'Moderate Muslims' should support Trump's immigration proposal

Once again, Donald Trump has raised a critical issue that everybody else was afraid to touch.  One of the reasons all other politicians were afraid to raise it is because of the obloquy that the "leadership" – the CAIRs – of the Muslim community in the U.S. would heap on anybody who did so.

But let's look at that for a second.  Nobody can deny that the Muslim community has a problem with terrorism or, more properly, with violence against civilians as a military tactic in a war by ISIS and the Muslim Brotherhood on the United States.  ISIS urges the ummah – the Muslim collective – to engage in individual attacks on what we regard as innocent targets.  Our authorities treat this as terrorism and act as if its perpetrators must be unbalanced in some way – the tiresome search for a motive after each atrocity.  ISIS and the Muslim Brotherhood regard these attacks as war and their perpetrators as soldiers in that war, carrying out a noble mission.  They are the devout, not the unbalanced.
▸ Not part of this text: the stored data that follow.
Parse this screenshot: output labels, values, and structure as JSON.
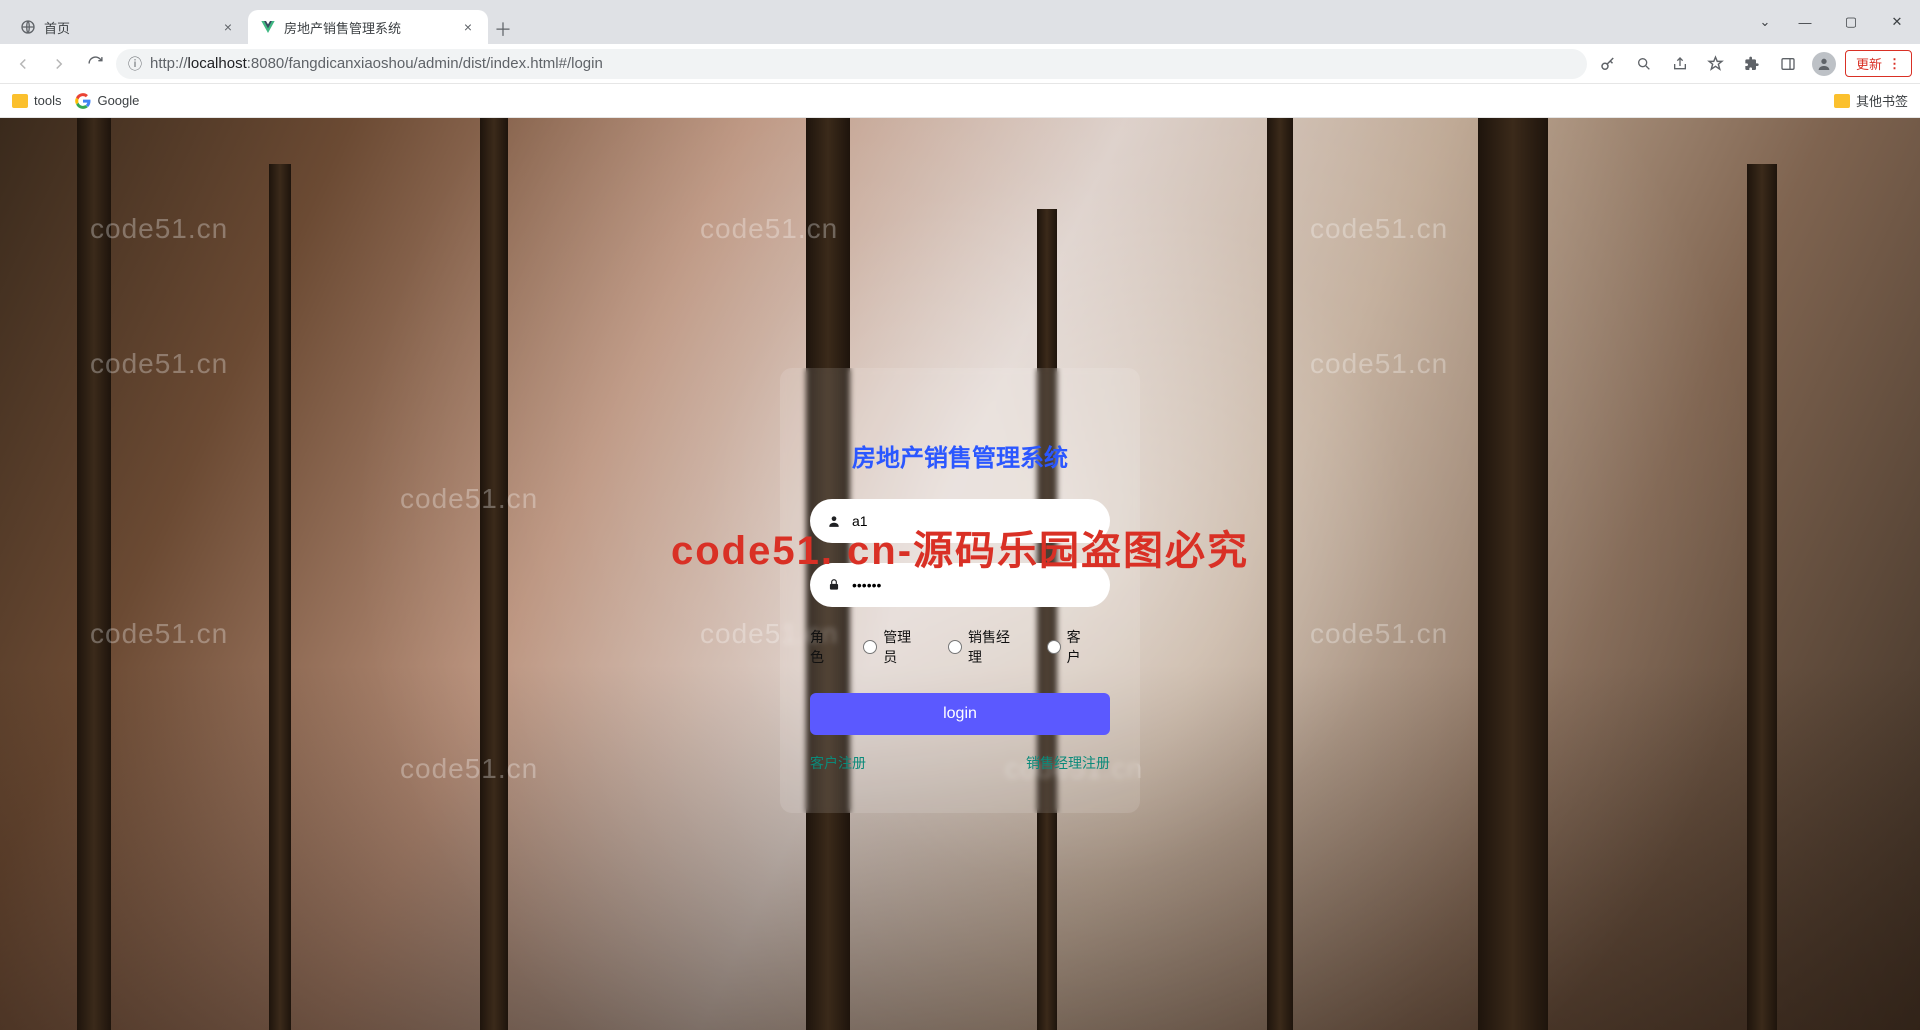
{
  "browser": {
    "tabs": [
      {
        "title": "首页",
        "active": false
      },
      {
        "title": "房地产销售管理系统",
        "active": true
      }
    ],
    "url_host": "localhost",
    "url_port": ":8080",
    "url_path": "/fangdicanxiaoshou/admin/dist/index.html#/login",
    "url_prefix": "http://",
    "update_label": "更新",
    "bookmarks": {
      "tools": "tools",
      "google": "Google",
      "other": "其他书签"
    }
  },
  "login": {
    "title": "房地产销售管理系统",
    "username_value": "a1",
    "password_value": "••••••",
    "role_label": "角色",
    "roles": [
      "管理员",
      "销售经理",
      "客户"
    ],
    "button": "login",
    "register_customer": "客户注册",
    "register_manager": "销售经理注册"
  },
  "watermarks": {
    "site": "code51.cn",
    "big": "code51. cn-源码乐园盗图必究"
  }
}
George Bush did a historical disservice by declaring Islam to be a "religion of peace."  That definition has become a laughingstock.  But that characterization has still done great damage to the vocabulary of this struggle, because Islam is nothing if not a "religion of war."  The Koran is virtually a manual for demoralizing enemies through atrocity – the cutting off of heads and limbs and license for even greater depravity.  It is a text for aggression, the purpose of which is the subjugation of the world.
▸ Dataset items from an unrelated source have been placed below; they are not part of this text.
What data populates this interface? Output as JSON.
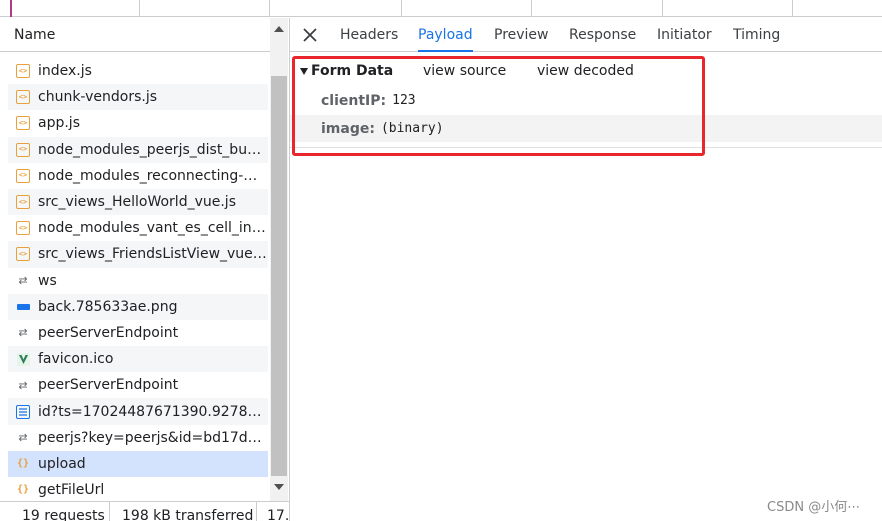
{
  "network_list": {
    "column_header": "Name",
    "items": [
      {
        "label": "index.js",
        "icon": "script-icon"
      },
      {
        "label": "chunk-vendors.js",
        "icon": "script-icon"
      },
      {
        "label": "app.js",
        "icon": "script-icon"
      },
      {
        "label": "node_modules_peerjs_dist_bundl...",
        "icon": "script-icon"
      },
      {
        "label": "node_modules_reconnecting-we...",
        "icon": "script-icon"
      },
      {
        "label": "src_views_HelloWorld_vue.js",
        "icon": "script-icon"
      },
      {
        "label": "node_modules_vant_es_cell_inde...",
        "icon": "script-icon"
      },
      {
        "label": "src_views_FriendsListView_vue.js",
        "icon": "script-icon"
      },
      {
        "label": "ws",
        "icon": "websocket-icon"
      },
      {
        "label": "back.785633ae.png",
        "icon": "image-icon"
      },
      {
        "label": "peerServerEndpoint",
        "icon": "websocket-icon"
      },
      {
        "label": "favicon.ico",
        "icon": "favicon-icon"
      },
      {
        "label": "peerServerEndpoint",
        "icon": "websocket-icon"
      },
      {
        "label": "id?ts=17024487671390.9278784...",
        "icon": "document-icon"
      },
      {
        "label": "peerjs?key=peerjs&id=bd17def2...",
        "icon": "websocket-icon"
      },
      {
        "label": "upload",
        "icon": "json-icon",
        "selected": true
      },
      {
        "label": "getFileUrl",
        "icon": "json-icon"
      }
    ]
  },
  "status_bar": {
    "requests": "19 requests",
    "transferred": "198 kB transferred",
    "resources": "17."
  },
  "detail_tabs": {
    "items": [
      "Headers",
      "Payload",
      "Preview",
      "Response",
      "Initiator",
      "Timing"
    ],
    "active": "Payload"
  },
  "payload": {
    "section_title": "Form Data",
    "view_source": "view source",
    "view_decoded": "view decoded",
    "fields": [
      {
        "key": "clientIP:",
        "value": "123"
      },
      {
        "key": "image:",
        "value": "(binary)"
      }
    ]
  },
  "watermark": "CSDN @小何⋯",
  "colors": {
    "accent": "#1a73e8",
    "selected_row": "#d3e3fd",
    "highlight_box": "#e8262b",
    "script_icon": "#e8a03c"
  }
}
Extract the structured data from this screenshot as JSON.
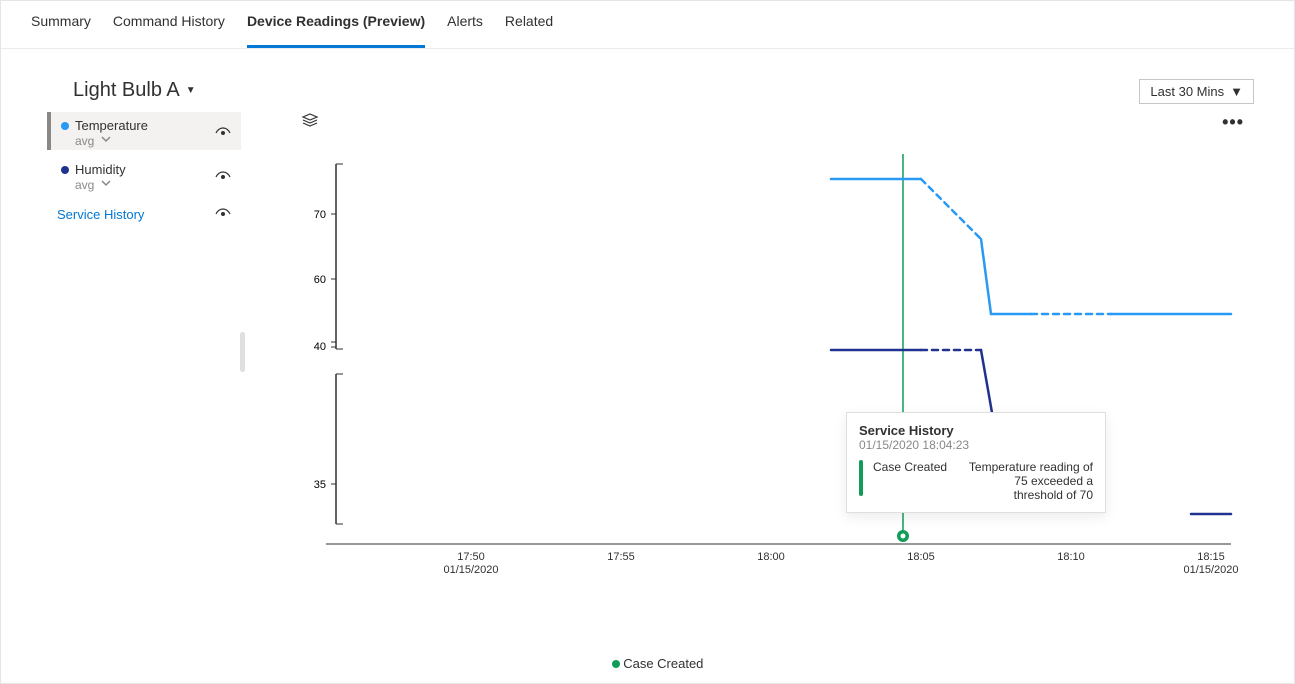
{
  "tabs": [
    {
      "label": "Summary",
      "active": false
    },
    {
      "label": "Command History",
      "active": false
    },
    {
      "label": "Device Readings (Preview)",
      "active": true
    },
    {
      "label": "Alerts",
      "active": false
    },
    {
      "label": "Related",
      "active": false
    }
  ],
  "device": {
    "name": "Light Bulb A"
  },
  "time_range": {
    "label": "Last 30 Mins"
  },
  "legend": {
    "items": [
      {
        "name": "Temperature",
        "agg": "avg",
        "color": "#2899f5",
        "selected": true
      },
      {
        "name": "Humidity",
        "agg": "avg",
        "color": "#20328f",
        "selected": false
      }
    ],
    "service_history_label": "Service History"
  },
  "tooltip": {
    "title": "Service History",
    "timestamp": "01/15/2020 18:04:23",
    "event": "Case Created",
    "description": "Temperature reading of 75 exceeded a threshold of 70"
  },
  "bottom_legend": {
    "label": "Case Created",
    "color": "#0f9d58"
  },
  "chart_data": {
    "type": "line",
    "x_ticks": [
      "17:50",
      "17:55",
      "18:00",
      "18:05",
      "18:10",
      "18:15"
    ],
    "x_date_start": "01/15/2020",
    "x_date_end": "01/15/2020",
    "y_axes": [
      {
        "series": "Temperature",
        "ticks": [
          40,
          60,
          70
        ],
        "range": [
          40,
          78
        ]
      },
      {
        "series": "Humidity",
        "ticks": [
          35
        ],
        "range": [
          32,
          42
        ]
      }
    ],
    "event_marker": {
      "x": "18:04.4",
      "label": "Case Created"
    },
    "series": [
      {
        "name": "Temperature",
        "color": "#2899f5",
        "segments": [
          {
            "points": [
              [
                "18:03",
                75
              ],
              [
                "18:05",
                75
              ]
            ],
            "dashed": false
          },
          {
            "points": [
              [
                "18:05",
                75
              ],
              [
                "18:07",
                66
              ]
            ],
            "dashed": true
          },
          {
            "points": [
              [
                "18:07",
                66
              ],
              [
                "18:07.3",
                55
              ],
              [
                "18:08.5",
                55
              ]
            ],
            "dashed": false
          },
          {
            "points": [
              [
                "18:08.5",
                55
              ],
              [
                "18:11",
                55
              ]
            ],
            "dashed": true
          },
          {
            "points": [
              [
                "18:11",
                55
              ],
              [
                "18:15",
                55
              ]
            ],
            "dashed": false
          }
        ]
      },
      {
        "name": "Humidity",
        "color": "#20328f",
        "segments": [
          {
            "points": [
              [
                "18:03",
                40
              ],
              [
                "18:05",
                40
              ]
            ],
            "dashed": false
          },
          {
            "points": [
              [
                "18:05",
                40
              ],
              [
                "18:07",
                40
              ]
            ],
            "dashed": true
          },
          {
            "points": [
              [
                "18:07",
                40
              ],
              [
                "18:07.5",
                33
              ]
            ],
            "dashed": false
          },
          {
            "points": [
              [
                "18:14.2",
                33
              ],
              [
                "18:15",
                33
              ]
            ],
            "dashed": false
          }
        ]
      }
    ]
  }
}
We are invited to conclude that the mass of Muslims are "moderates."  It is not clear what that means in terms (a) of the violent passages, but even more (b) of the violent intent of the Koran.  In what sense are "moderate Muslims" good Muslims?  If they are not active warriors, what is their relationship to jihad, Mohammed's highest calling for the faithful, (higher than prayer)?

What is the relationship of moderate Muslims with sharia?  Have they denounced it in favor of the Constitution?  Is there a Muslim doctrine that regards the exhortations of Mohammed in the Koran to the faithful to be now invalid, overtaken by history?  If this is so, we have not been introduced to this body of thought.

But let's assume there is an interpretation of the Koran that is peaceable.  Assuming there is such an interpretation and that it is held by "most" Muslims, then wouldn't one expect a surge of support for Trump's temporary ban on Muslim immigration because of Muslim shame at their religion being hijacked as a cover for attacks on innocent civilians?  Isn't that the logic of the situation if, as Obama says, ISIS and the Muslim Brotherhood are hijacking a peaceful religion?  Aren't moderate Muslims appalled at that hijacking and ashamed of the carnage caused in their name?

Isn't the logic of the situation that the moderate Muslim community would come out four-square for Trump's effort to wring out those hijackers from the mass of peaceful Muslims in which they are hiding?

The Egyptian people, assisted by the army, threw out the Muslim Brotherhood after it had gained power.  Egyptians knew what they were in for, and they rebelled.  No other population in modern times has thrown out a totalitarian regime without its losing a war except in the case of the long, gruesome decline of the Soviet Union.  The Germans, for instance, did not throw out the Nazis.

Isn't the Egyptian action the model that, say, the moderate Muslim community in the U.S. would want to be associated with – ridding itself of the criminals who have hijacked a noble religion?  And wouldn't they therefore be publicly supportive Donald Trump's effort?